I love Thanksgiving.
Not in the Pilgrims/Indians sort of way, but in the President Lincoln sort of way. President Lincoln made Thanksgiving a national holiday to help unite a deeply divided country. And now we, as a deeply divided nation, need more than ever to come together and practice gratitude for all we have, because we have a lot to be grateful for.
When we turn on the faucet, clean water comes out. The running out of turkey is the stuff of sitcoms, the stores are full of turkeys.
Thanksgiving is all about gratitude and food. So much food! And most of this food is heavy, delicious comfort food.
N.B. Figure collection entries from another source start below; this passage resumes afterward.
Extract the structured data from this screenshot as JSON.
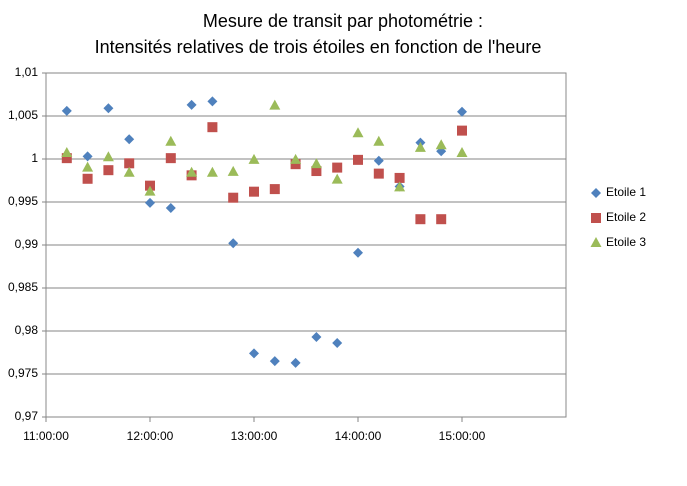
{
  "chart_data": {
    "type": "scatter",
    "title": [
      "Mesure de transit par photométrie :",
      "Intensités relatives de trois étoiles en fonction de l'heure"
    ],
    "x": [
      11.2,
      11.4,
      11.6,
      11.8,
      12.0,
      12.2,
      12.4,
      12.6,
      12.8,
      13.0,
      13.2,
      13.4,
      13.6,
      13.8,
      14.0,
      14.2,
      14.4,
      14.6,
      14.8,
      15.0
    ],
    "xlim": [
      11,
      16
    ],
    "xticks": [
      {
        "value": 11,
        "label": "11:00:00"
      },
      {
        "value": 12,
        "label": "12:00:00"
      },
      {
        "value": 13,
        "label": "13:00:00"
      },
      {
        "value": 14,
        "label": "14:00:00"
      },
      {
        "value": 15,
        "label": "15:00:00"
      }
    ],
    "ylim": [
      0.97,
      1.01
    ],
    "yticks": [
      {
        "value": 0.97,
        "label": "0,97"
      },
      {
        "value": 0.975,
        "label": "0,975"
      },
      {
        "value": 0.98,
        "label": "0,98"
      },
      {
        "value": 0.985,
        "label": "0,985"
      },
      {
        "value": 0.99,
        "label": "0,99"
      },
      {
        "value": 0.995,
        "label": "0,995"
      },
      1,
      {
        "value": 1.005,
        "label": "1,005"
      },
      {
        "value": 1.01,
        "label": "1,01"
      }
    ],
    "grid": true,
    "legend": "right",
    "series": [
      {
        "name": "Etoile 1",
        "color": "#4f81bd",
        "marker": "diamond",
        "values": [
          1.0056,
          1.0003,
          1.0059,
          1.0023,
          0.9949,
          0.9943,
          1.0063,
          1.0067,
          0.9902,
          0.9774,
          0.9765,
          0.9763,
          0.9793,
          0.9786,
          0.9891,
          0.9998,
          0.9968,
          1.0019,
          1.0009,
          1.0055
        ]
      },
      {
        "name": "Etoile 2",
        "color": "#c0504d",
        "marker": "square",
        "values": [
          1.0001,
          0.9977,
          0.9987,
          0.9995,
          0.9969,
          1.0001,
          0.9981,
          1.0037,
          0.9955,
          0.9962,
          0.9965,
          0.9994,
          0.9986,
          0.999,
          0.9999,
          0.9983,
          0.9978,
          0.993,
          0.993,
          1.0033
        ]
      },
      {
        "name": "Etoile 3",
        "color": "#9bbb59",
        "marker": "triangle",
        "values": [
          1.0007,
          0.999,
          1.0002,
          0.9984,
          0.9962,
          1.002,
          0.9984,
          0.9984,
          0.9985,
          0.9999,
          1.0062,
          0.9999,
          0.9994,
          0.9976,
          1.003,
          1.002,
          0.9967,
          1.0013,
          1.0016,
          1.0007
        ]
      }
    ]
  }
}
Not just the giant roasted bird (some prefer ham, but the rest of us don’t hold with that riff-raff), but also mashed potatoes & stuffing, thick brown gravy, the weird green bean casserole, and elaborate salads, buttered rolls, jellied cranberries, pecan and pumpkin pies with ice cream or whipped cream. The dinner tables creak and bend under all the weight of this food.
And drinks! For me, I prefer sweet wine for the many, many toasts that is traditional, and obligatory with my immigrant family. I also like my Diet Dr Pepper to chase down the food (with its near-perfect replication of the original Dr Pepper without the sugar — truly a gift from the gods).
I am grateful for my family’s mostly good health, for our warm homes and our dogs, our friends and neighbors. I’m actually grateful twice at Thanksgiving — because our traditional Thanksgiving is followed the next day by our traditional Friday Friendsgiving. This Friendsgiving is for people who come aren’t related to us by blood, but instead, they are the family we made and people whom we choose to spend time with. We make the mostly the exact same dishes (different salads, though), and people bring some dishes (and possibly beer if my husband is lucky).
I was in a grocery store not too long ago, and was talking with the cashier, telling him that I could hardly wait for Thanksgiving. He made a face and said that he doesn’t like this holiday. What? I’ve never heard a person say that, so I asked him why.
“It’s my family,” he explained. I got it. When there is conflict within the family, or there no getting along with parents/siblings/cousins/whomever HAS to sit across the table from you, a holiday could be a time of tension and heartburn, with very few things found for giving thanks. But as I was walking out of the store, I realized that I felt sad for that cashier not only because he didn’t like his family, but he didn’t have another family, a family one makes.
I know that I am lucky in that I get along with and respect the family I was born into, even if I don’t always agree with everyone on everything. For me, our Friendsgiving is the time to wear sweatpants, to laugh less forcefully, and more often, to be in the company of people who share my views on most things controversial. But it’s not more or less special, simply different.
Besides, I don’t just eat turkey the next day — I make … The Sandwich. For anyone who cares, The Sandwich has to have good bread to begin with, usually sourdough, then a light shmear of mayo and mustard, followed by a layer of stuffing (the drier stuff that was made outside the turkey), then I pile on the turkey I like — the skin, a little dark meat, cartilage, all things chewy — then a few slices of tomato. I salt the tomato lightly, just to bring out its inherent sweetness, and after shmearing a titch more mayo and mustard, cut The Sandwich on the diagonal (this step is crucial because it makes it tastes better for no apparent reason) and enjoy with Diet Dr Pepper. And I do enjoy the hell out of it, chewing slowing and savoring each small bite until it is gone.
There. I did not write about the weather again (as I love to do, because I love my inclement weather), but this did devolve into a bit of a food blog. That’s all right, most things with me do.
Happy Thanksgiving, one and all, and may all your holidays be warm and safe and with people (or the dogs or cats) that you love.